For years, transportation has been largely viewed as a collection of individual modes that operate separately and are funded separately. However, freight transportation is different. Freight moves in a system often using multiple modes, and as global supply chains have evolved, this system must be managed as corridors of freight flows. One area of continuing discontinuity in the transportation system is the transition between waterborne transport and surface transport. The marine transportation system (MTS) consists of the nation’s waterways and the connecting intermodal distribution system. The shippers who use the MTS want the system to be fast, reliable, and cost effective. Given the vast quantities of bulk and containerized goods using the MTS, and the projected upward trend, it is vital that public agencies responsible for the separate elements of the nation's freight transportation system align their investment and maintenance activities to ensure the necessary capacity exists to efficiently move cargo through waterways, ports, and their connecting road and rail corridors. The annual maintenance dredging of the MTS is critical to the reliability of the national intermodal freight system. Rational, objective, multimodal performance indicators could help allocate limited resources across the portfolio of navigation and surface transportation projects. Such performance indicators would assist in effectively gauging which portions of the MTS are most important from a multimodal freight system perspective. A foundation for achieving this objective is the USACE Waterborne Commerce Statistics Center (WCSC) that provides data that can be used in making MTS maintenance decisions. The WCSC collects and compiles detailed records of commercial cargo for both foreign (using U.S. Census Bureau foreign trade data) and domestic movements in U.S. waters. Research is needed to develop methodologies that can bridge the WCSC data with equivalent land-side, multimodal transportation data to support system-level intermodal freight mobility, including the identification of appropriate related MTS maintenance investment strategies.
The objective of this research is to develop methodologies that (1) link the performance of the U.S. MTS with the performance of the U.S. freight transportation system and (2) can be used to identify MTS maintenance investment strategies that improve the efficiency of the overall freight transportation system.
Accomplishment of the project objective will require at least the following tasks.

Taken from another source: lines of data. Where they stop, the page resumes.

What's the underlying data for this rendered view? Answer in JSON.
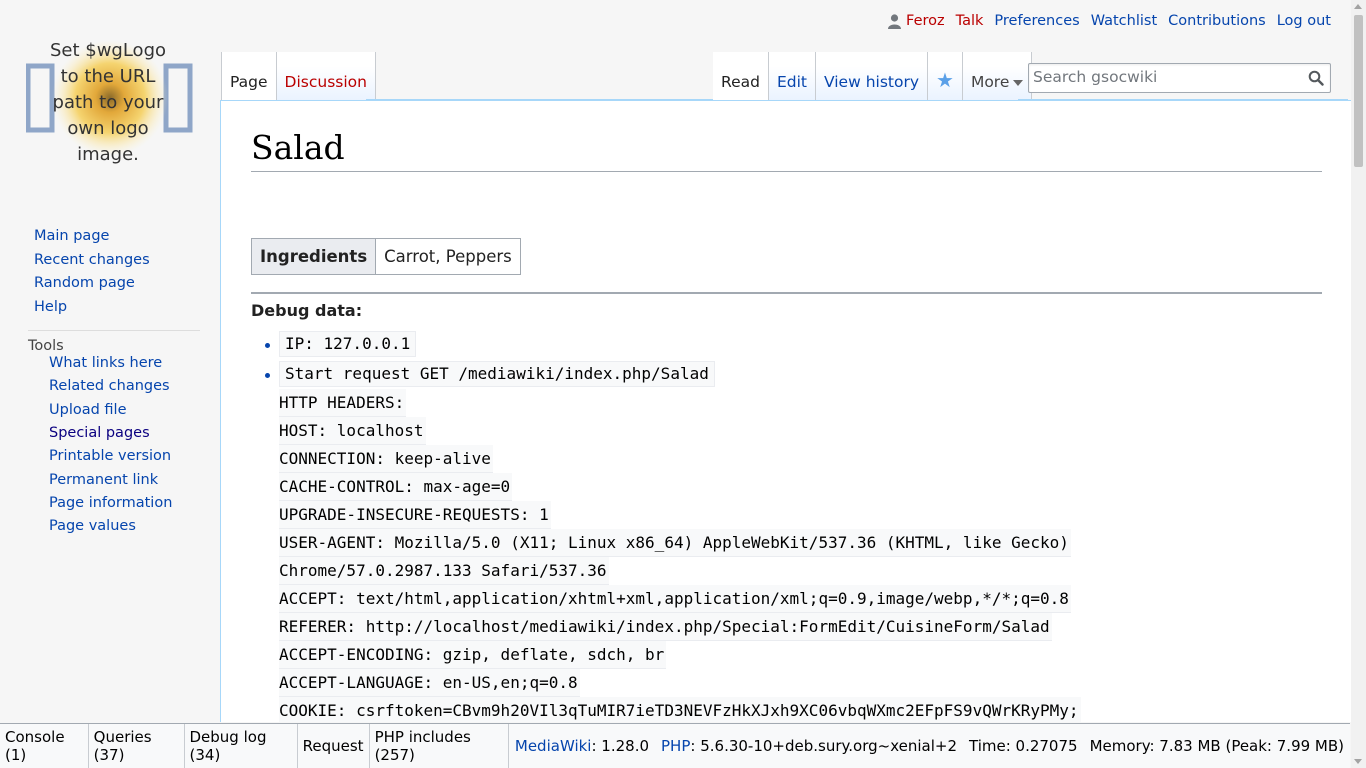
{
  "personal": {
    "user": "Feroz",
    "talk": "Talk",
    "preferences": "Preferences",
    "watchlist": "Watchlist",
    "contributions": "Contributions",
    "logout": "Log out"
  },
  "logo": {
    "lines": [
      "Set $wgLogo",
      "to the URL",
      "path to your",
      "own logo",
      "image."
    ]
  },
  "nav": {
    "main": [
      "Main page",
      "Recent changes",
      "Random page",
      "Help"
    ],
    "tools_heading": "Tools",
    "tools": [
      "What links here",
      "Related changes",
      "Upload file",
      "Special pages",
      "Printable version",
      "Permanent link",
      "Page information",
      "Page values"
    ]
  },
  "tabs": {
    "page": "Page",
    "discussion": "Discussion",
    "read": "Read",
    "edit": "Edit",
    "history": "View history",
    "more": "More"
  },
  "search": {
    "placeholder": "Search gsocwiki"
  },
  "page": {
    "title": "Salad",
    "infobox": {
      "key": "Ingredients",
      "value": "Carrot, Peppers"
    },
    "debug_heading": "Debug data:",
    "debug_ip": "IP: 127.0.0.1",
    "debug_request": "Start request GET /mediawiki/index.php/Salad",
    "debug_lines": [
      "HTTP HEADERS:",
      "HOST: localhost",
      "CONNECTION: keep-alive",
      "CACHE-CONTROL: max-age=0",
      "UPGRADE-INSECURE-REQUESTS: 1",
      "USER-AGENT: Mozilla/5.0 (X11; Linux x86_64) AppleWebKit/537.36 (KHTML, like Gecko)",
      "Chrome/57.0.2987.133 Safari/537.36",
      "ACCEPT: text/html,application/xhtml+xml,application/xml;q=0.9,image/webp,*/*;q=0.8",
      "REFERER: http://localhost/mediawiki/index.php/Special:FormEdit/CuisineForm/Salad",
      "ACCEPT-ENCODING: gzip, deflate, sdch, br",
      "ACCEPT-LANGUAGE: en-US,en;q=0.8",
      "COOKIE: csrftoken=CBvm9h20VIl3qTuMIR7ieTD3NEVFzHkXJxh9XC06vbqWXmc2EFpFS9vQWrKRyPMy;"
    ]
  },
  "toolbar": {
    "console": "Console (1)",
    "queries": "Queries (37)",
    "debuglog": "Debug log (34)",
    "request": "Request",
    "includes": "PHP includes (257)",
    "mw_label": "MediaWiki",
    "mw_version": ": 1.28.0",
    "php_label": "PHP",
    "php_version": ": 5.6.30-10+deb.sury.org~xenial+2",
    "time": "Time: 0.27075",
    "memory": "Memory: 7.83 MB (Peak: 7.99 MB)"
  }
}
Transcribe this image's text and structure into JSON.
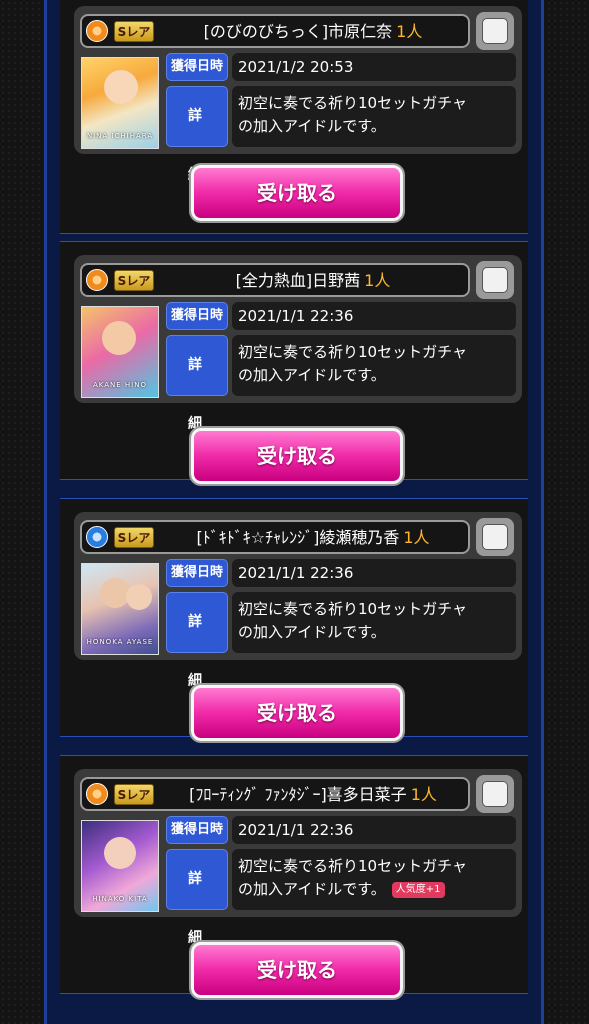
{
  "labels": {
    "date": "獲得日時",
    "detail": "詳 細",
    "receive": "受け取る",
    "rarity": "Sレア",
    "popularity_badge": "人気度+1"
  },
  "items": [
    {
      "idol": "[のびのびちっく]市原仁奈",
      "count": "1人",
      "date": "2021/1/2 20:53",
      "detail_line1": "初空に奏でる祈り10セットガチャ",
      "detail_line2": "の加入アイドルです。",
      "thumb_name": "NINA ICHIHARA",
      "icon": "sun-icon"
    },
    {
      "idol": "[全力熱血]日野茜",
      "count": "1人",
      "date": "2021/1/1 22:36",
      "detail_line1": "初空に奏でる祈り10セットガチャ",
      "detail_line2": "の加入アイドルです。",
      "thumb_name": "AKANE HINO",
      "icon": "sun-icon"
    },
    {
      "idol": "[ﾄﾞｷﾄﾞｷ☆ﾁｬﾚﾝｼﾞ]綾瀬穂乃香",
      "count": "1人",
      "date": "2021/1/1 22:36",
      "detail_line1": "初空に奏でる祈り10セットガチャ",
      "detail_line2": "の加入アイドルです。",
      "thumb_name": "HONOKA AYASE",
      "icon": "diamond-icon"
    },
    {
      "idol": "[ﾌﾛｰﾃｨﾝｸﾞ ﾌｧﾝﾀｼﾞｰ]喜多日菜子",
      "count": "1人",
      "date": "2021/1/1 22:36",
      "detail_line1": "初空に奏でる祈り10セットガチャ",
      "detail_line2": "の加入アイドルです。",
      "thumb_name": "HINAKO KITA",
      "icon": "sun-icon"
    }
  ]
}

(1). Identify, quantify, and describe the high-volume freight MTS corridors (including Great Lakes, coastal, and inland waterways) in the United States. (2). Identify, quantify, and describe the intermodal connections for each of the high-volume freight MTS corridors identified in Task 1.(3). Identify and describe the relevant freight data repositories for all intermodal freight modes and outline a methodology to align them with the USACE WCSC data in order to support the development of standardized measures of performance. (4). Develop proposed metrics and operations research methodologies for making MTS maintenance investment decisions that take into account the overall impact on the freight transportation system and that are consistent with the USACE Channel Portfolio Tool (http://cirp.usace.army.mil/wiki/CPT).(5). Propose seven case studies for consideration by NCFRP that will apply the operations research methodologies for making MTS maintenance investment decisions developed in Task 4. Five of the proposed case studies will be conducted in Task 7. (6). Prepare an interim report providing the results of Tasks 1 through 5. (7). Upon NCFRP approval, apply the operations research methodologies for making MTS maintenance investment decisions in the 5 approved case studies. (8). Prepare a final report that documents the research effort, lessons learned, and suggested future research options.